Una bola de billar, al golpear la pirámide, esparce las bolas en una caprichosa cadena. Algo similar probablemente ocurrió en el cosmos: la colisión de dos cúmulos de materia oscura exprimió la materia ordinaria en una línea de galaxias enanas galaxias, casi desprovistas de un armazón invisible. Ya en el siglo pasado, Vera Rubin y Fritz Zwicky demostraron que usualmente esa masa invisible mantiene unidas a las estrellas, y Edwin Hubble subrayó: sin distancias precisas no se puede decidir si tenemos ante nosotros una realidad o una ilusión.
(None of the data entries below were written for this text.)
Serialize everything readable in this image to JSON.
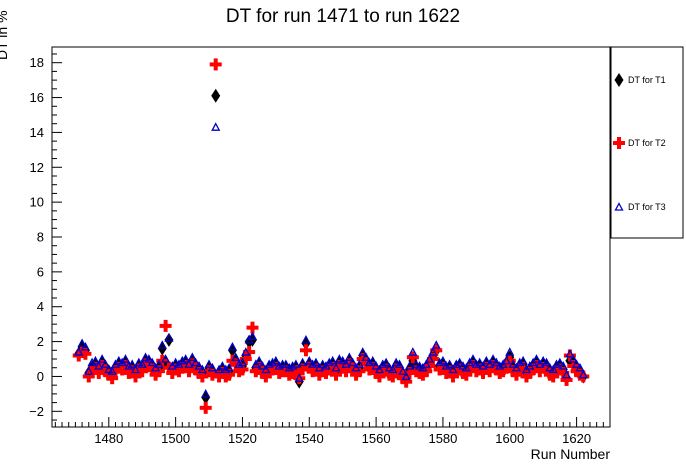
{
  "chart_data": {
    "type": "scatter",
    "title": "DT for run 1471 to run 1622",
    "xlabel": "Run Number",
    "ylabel": "DT in %",
    "xlim": [
      1463,
      1630
    ],
    "ylim": [
      -2.9,
      18.9
    ],
    "xticks": [
      1480,
      1500,
      1520,
      1540,
      1560,
      1580,
      1600,
      1620
    ],
    "yticks": [
      -2,
      0,
      2,
      4,
      6,
      8,
      10,
      12,
      14,
      16,
      18
    ],
    "ytick_labels": [
      "−2",
      "0",
      "2",
      "4",
      "6",
      "8",
      "10",
      "12",
      "14",
      "16",
      "18"
    ],
    "grid": false,
    "legend_position": "right",
    "series": [
      {
        "name": "DT for T1",
        "marker": "diamond",
        "color": "#000000",
        "x": [
          1471,
          1472,
          1473,
          1474,
          1475,
          1476,
          1477,
          1478,
          1479,
          1480,
          1481,
          1482,
          1483,
          1484,
          1485,
          1486,
          1487,
          1488,
          1489,
          1490,
          1491,
          1492,
          1493,
          1494,
          1495,
          1496,
          1497,
          1498,
          1499,
          1500,
          1501,
          1502,
          1503,
          1504,
          1505,
          1506,
          1507,
          1508,
          1509,
          1510,
          1511,
          1512,
          1513,
          1514,
          1515,
          1516,
          1517,
          1518,
          1519,
          1520,
          1521,
          1522,
          1523,
          1524,
          1525,
          1526,
          1527,
          1528,
          1529,
          1530,
          1531,
          1532,
          1533,
          1534,
          1535,
          1536,
          1537,
          1538,
          1539,
          1540,
          1541,
          1542,
          1543,
          1544,
          1545,
          1546,
          1547,
          1548,
          1549,
          1550,
          1551,
          1552,
          1553,
          1554,
          1555,
          1556,
          1557,
          1558,
          1559,
          1560,
          1561,
          1562,
          1563,
          1564,
          1565,
          1566,
          1567,
          1568,
          1569,
          1570,
          1571,
          1572,
          1573,
          1574,
          1575,
          1576,
          1577,
          1578,
          1579,
          1580,
          1581,
          1582,
          1583,
          1584,
          1585,
          1586,
          1587,
          1588,
          1589,
          1590,
          1591,
          1592,
          1593,
          1594,
          1595,
          1596,
          1597,
          1598,
          1599,
          1600,
          1601,
          1602,
          1603,
          1604,
          1605,
          1606,
          1607,
          1608,
          1609,
          1610,
          1611,
          1612,
          1613,
          1614,
          1615,
          1616,
          1617,
          1618,
          1619,
          1620,
          1621,
          1622
        ],
        "y": [
          1.3,
          1.7,
          1.5,
          0.2,
          0.5,
          0.7,
          0.4,
          0.8,
          0.5,
          0.3,
          0.1,
          0.5,
          0.7,
          0.6,
          0.8,
          0.4,
          0.5,
          0.2,
          0.6,
          0.5,
          0.9,
          0.8,
          0.6,
          0.3,
          0.5,
          1.6,
          0.8,
          2.1,
          0.4,
          0.6,
          0.5,
          0.7,
          0.8,
          0.5,
          0.9,
          0.6,
          0.4,
          0.2,
          -1.2,
          0.5,
          0.3,
          16.1,
          0.2,
          0.4,
          0.2,
          0.3,
          1.5,
          0.9,
          0.5,
          0.6,
          1.2,
          2.0,
          2.1,
          0.5,
          0.7,
          0.4,
          0.2,
          0.5,
          0.6,
          0.7,
          0.4,
          0.5,
          0.5,
          0.3,
          0.4,
          0.5,
          -0.3,
          0.6,
          1.9,
          0.7,
          0.5,
          0.6,
          0.3,
          0.5,
          0.4,
          0.6,
          0.7,
          0.3,
          0.8,
          0.7,
          0.5,
          0.9,
          0.6,
          0.3,
          0.5,
          1.2,
          0.9,
          0.6,
          0.7,
          0.4,
          0.2,
          0.5,
          0.6,
          0.3,
          0.2,
          0.6,
          0.5,
          0.1,
          -0.2,
          0.4,
          0.9,
          0.5,
          0.4,
          0.3,
          0.5,
          0.8,
          1.2,
          1.5,
          0.6,
          0.7,
          0.4,
          0.5,
          0.2,
          0.5,
          0.6,
          0.4,
          0.3,
          0.6,
          0.8,
          0.5,
          0.6,
          0.4,
          0.7,
          0.5,
          0.8,
          0.6,
          0.4,
          0.5,
          0.7,
          1.1,
          0.5,
          0.3,
          0.6,
          0.7,
          0.2,
          0.4,
          0.6,
          0.8,
          0.5,
          0.7,
          0.6,
          0.3,
          0.2,
          0.5,
          0.6,
          0.4,
          -0.1,
          0.9,
          0.8,
          0.5,
          0.3,
          0.0
        ]
      },
      {
        "name": "DT for T2",
        "marker": "cross",
        "color": "#ff0000",
        "x": [
          1471,
          1472,
          1473,
          1474,
          1475,
          1476,
          1477,
          1478,
          1479,
          1480,
          1481,
          1482,
          1483,
          1484,
          1485,
          1486,
          1487,
          1488,
          1489,
          1490,
          1491,
          1492,
          1493,
          1494,
          1495,
          1496,
          1497,
          1498,
          1499,
          1500,
          1501,
          1502,
          1503,
          1504,
          1505,
          1506,
          1507,
          1508,
          1509,
          1510,
          1511,
          1512,
          1513,
          1514,
          1515,
          1516,
          1517,
          1518,
          1519,
          1520,
          1521,
          1522,
          1523,
          1524,
          1525,
          1526,
          1527,
          1528,
          1529,
          1530,
          1531,
          1532,
          1533,
          1534,
          1535,
          1536,
          1537,
          1538,
          1539,
          1540,
          1541,
          1542,
          1543,
          1544,
          1545,
          1546,
          1547,
          1548,
          1549,
          1550,
          1551,
          1552,
          1553,
          1554,
          1555,
          1556,
          1557,
          1558,
          1559,
          1560,
          1561,
          1562,
          1563,
          1564,
          1565,
          1566,
          1567,
          1568,
          1569,
          1570,
          1571,
          1572,
          1573,
          1574,
          1575,
          1576,
          1577,
          1578,
          1579,
          1580,
          1581,
          1582,
          1583,
          1584,
          1585,
          1586,
          1587,
          1588,
          1589,
          1590,
          1591,
          1592,
          1593,
          1594,
          1595,
          1596,
          1597,
          1598,
          1599,
          1600,
          1601,
          1602,
          1603,
          1604,
          1605,
          1606,
          1607,
          1608,
          1609,
          1610,
          1611,
          1612,
          1613,
          1614,
          1615,
          1616,
          1617,
          1618,
          1619,
          1620,
          1621,
          1622
        ],
        "y": [
          1.2,
          1.4,
          1.3,
          0.0,
          0.3,
          0.5,
          0.2,
          0.6,
          0.3,
          0.1,
          -0.1,
          0.3,
          0.5,
          0.4,
          0.6,
          0.2,
          0.3,
          0.0,
          0.4,
          0.3,
          0.7,
          0.6,
          0.4,
          0.1,
          0.3,
          0.9,
          2.9,
          0.5,
          0.2,
          0.4,
          0.3,
          0.5,
          0.6,
          0.3,
          0.7,
          0.4,
          0.2,
          0.0,
          -1.8,
          0.3,
          0.1,
          17.9,
          0.0,
          0.2,
          0.0,
          0.1,
          0.9,
          0.7,
          0.3,
          0.4,
          1.0,
          1.4,
          2.8,
          0.3,
          0.5,
          0.2,
          0.0,
          0.3,
          0.4,
          0.5,
          0.2,
          0.3,
          0.3,
          0.1,
          0.2,
          0.3,
          -0.1,
          0.4,
          1.5,
          0.5,
          0.3,
          0.4,
          0.1,
          0.3,
          0.2,
          0.4,
          0.5,
          0.1,
          0.6,
          0.5,
          0.3,
          0.7,
          0.4,
          0.1,
          0.3,
          1.0,
          0.7,
          0.4,
          0.5,
          0.2,
          0.0,
          0.3,
          0.4,
          0.1,
          0.0,
          0.4,
          0.3,
          -0.1,
          -0.3,
          0.2,
          1.1,
          0.3,
          0.2,
          0.1,
          0.3,
          0.6,
          1.0,
          1.5,
          0.4,
          0.5,
          0.2,
          0.3,
          0.0,
          0.3,
          0.4,
          0.2,
          0.1,
          0.4,
          0.6,
          0.3,
          0.4,
          0.2,
          0.5,
          0.3,
          0.6,
          0.4,
          0.2,
          0.3,
          0.5,
          0.9,
          0.3,
          0.1,
          0.4,
          0.5,
          0.0,
          0.2,
          0.4,
          0.6,
          0.3,
          0.5,
          0.4,
          0.1,
          0.0,
          0.3,
          0.4,
          0.2,
          -0.2,
          1.2,
          0.6,
          0.3,
          0.1,
          0.0
        ]
      },
      {
        "name": "DT for T3",
        "marker": "triangle",
        "color": "#0000cc",
        "x": [
          1471,
          1472,
          1473,
          1474,
          1475,
          1476,
          1477,
          1478,
          1479,
          1480,
          1481,
          1482,
          1483,
          1484,
          1485,
          1486,
          1487,
          1488,
          1489,
          1490,
          1491,
          1492,
          1493,
          1494,
          1495,
          1496,
          1497,
          1498,
          1499,
          1500,
          1501,
          1502,
          1503,
          1504,
          1505,
          1506,
          1507,
          1508,
          1509,
          1510,
          1511,
          1512,
          1513,
          1514,
          1515,
          1516,
          1517,
          1518,
          1519,
          1520,
          1521,
          1522,
          1523,
          1524,
          1525,
          1526,
          1527,
          1528,
          1529,
          1530,
          1531,
          1532,
          1533,
          1534,
          1535,
          1536,
          1537,
          1538,
          1539,
          1540,
          1541,
          1542,
          1543,
          1544,
          1545,
          1546,
          1547,
          1548,
          1549,
          1550,
          1551,
          1552,
          1553,
          1554,
          1555,
          1556,
          1557,
          1558,
          1559,
          1560,
          1561,
          1562,
          1563,
          1564,
          1565,
          1566,
          1567,
          1568,
          1569,
          1570,
          1571,
          1572,
          1573,
          1574,
          1575,
          1576,
          1577,
          1578,
          1579,
          1580,
          1581,
          1582,
          1583,
          1584,
          1585,
          1586,
          1587,
          1588,
          1589,
          1590,
          1591,
          1592,
          1593,
          1594,
          1595,
          1596,
          1597,
          1598,
          1599,
          1600,
          1601,
          1602,
          1603,
          1604,
          1605,
          1606,
          1607,
          1608,
          1609,
          1610,
          1611,
          1612,
          1613,
          1614,
          1615,
          1616,
          1617,
          1618,
          1619,
          1620,
          1621,
          1622
        ],
        "y": [
          1.4,
          1.9,
          1.7,
          0.3,
          0.8,
          0.9,
          0.6,
          1.0,
          0.7,
          0.4,
          0.3,
          0.7,
          0.9,
          0.8,
          1.0,
          0.6,
          0.7,
          0.4,
          0.8,
          0.7,
          1.1,
          1.0,
          0.8,
          0.5,
          0.7,
          1.8,
          1.0,
          2.2,
          0.6,
          0.8,
          0.7,
          0.9,
          1.0,
          0.7,
          1.1,
          0.8,
          0.6,
          0.4,
          -1.0,
          0.7,
          0.5,
          14.3,
          0.4,
          0.6,
          0.4,
          0.5,
          1.7,
          1.1,
          0.7,
          0.8,
          1.4,
          2.1,
          2.3,
          0.7,
          0.9,
          0.6,
          0.4,
          0.7,
          0.8,
          0.9,
          0.6,
          0.7,
          0.7,
          0.5,
          0.6,
          0.7,
          -0.1,
          0.8,
          2.1,
          0.9,
          0.7,
          0.8,
          0.5,
          0.7,
          0.6,
          0.8,
          0.9,
          0.5,
          1.0,
          0.9,
          0.7,
          1.1,
          0.8,
          0.5,
          0.7,
          1.4,
          1.1,
          0.8,
          0.9,
          0.6,
          0.4,
          0.7,
          0.8,
          0.5,
          0.4,
          0.8,
          0.7,
          0.3,
          0.0,
          0.6,
          1.4,
          0.7,
          0.6,
          0.5,
          0.7,
          1.0,
          1.4,
          1.8,
          0.8,
          0.9,
          0.6,
          0.7,
          0.4,
          0.7,
          0.8,
          0.6,
          0.5,
          0.8,
          1.0,
          0.7,
          0.8,
          0.6,
          0.9,
          0.7,
          1.0,
          0.8,
          0.6,
          0.7,
          0.9,
          1.4,
          0.7,
          0.5,
          0.8,
          0.9,
          0.4,
          0.6,
          0.8,
          1.0,
          0.7,
          0.9,
          0.8,
          0.5,
          0.4,
          0.7,
          0.8,
          0.6,
          0.1,
          1.3,
          1.0,
          0.7,
          0.5,
          0.1
        ]
      }
    ]
  }
}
Los telescopios James Webb y Hubble midieron las distancias a cada enana mediante finas pulsaciones de luz, y además, con ayuda de la fotometría, tuvieron en cuenta las distorsiones causadas por el polvo cósmico y mediante espectroscopía determinaron las velocidades de movimiento.
Resultó que las ocho enanas cuelgan en la misma región, a 65 millones de años luz de nosotros. La ilusión se ha disipado. Es cierto que la famosa galaxia DF2 se acercó un poco más —a 55 millones de años luz— y esto es un nuevo enigma. Pero lo principal es innegable: las galaxias sin materia oscura existen, y tal vez sean ellas las que nos cuenten de qué está hecho el armazón invisible del Universo.
🎯 La galaxia DF2 fue detectada por primera vez en 1978, pero sus sorprendentes propiedades —la casi total ausencia de materia oscura— no se comprendieron hasta 40 años después.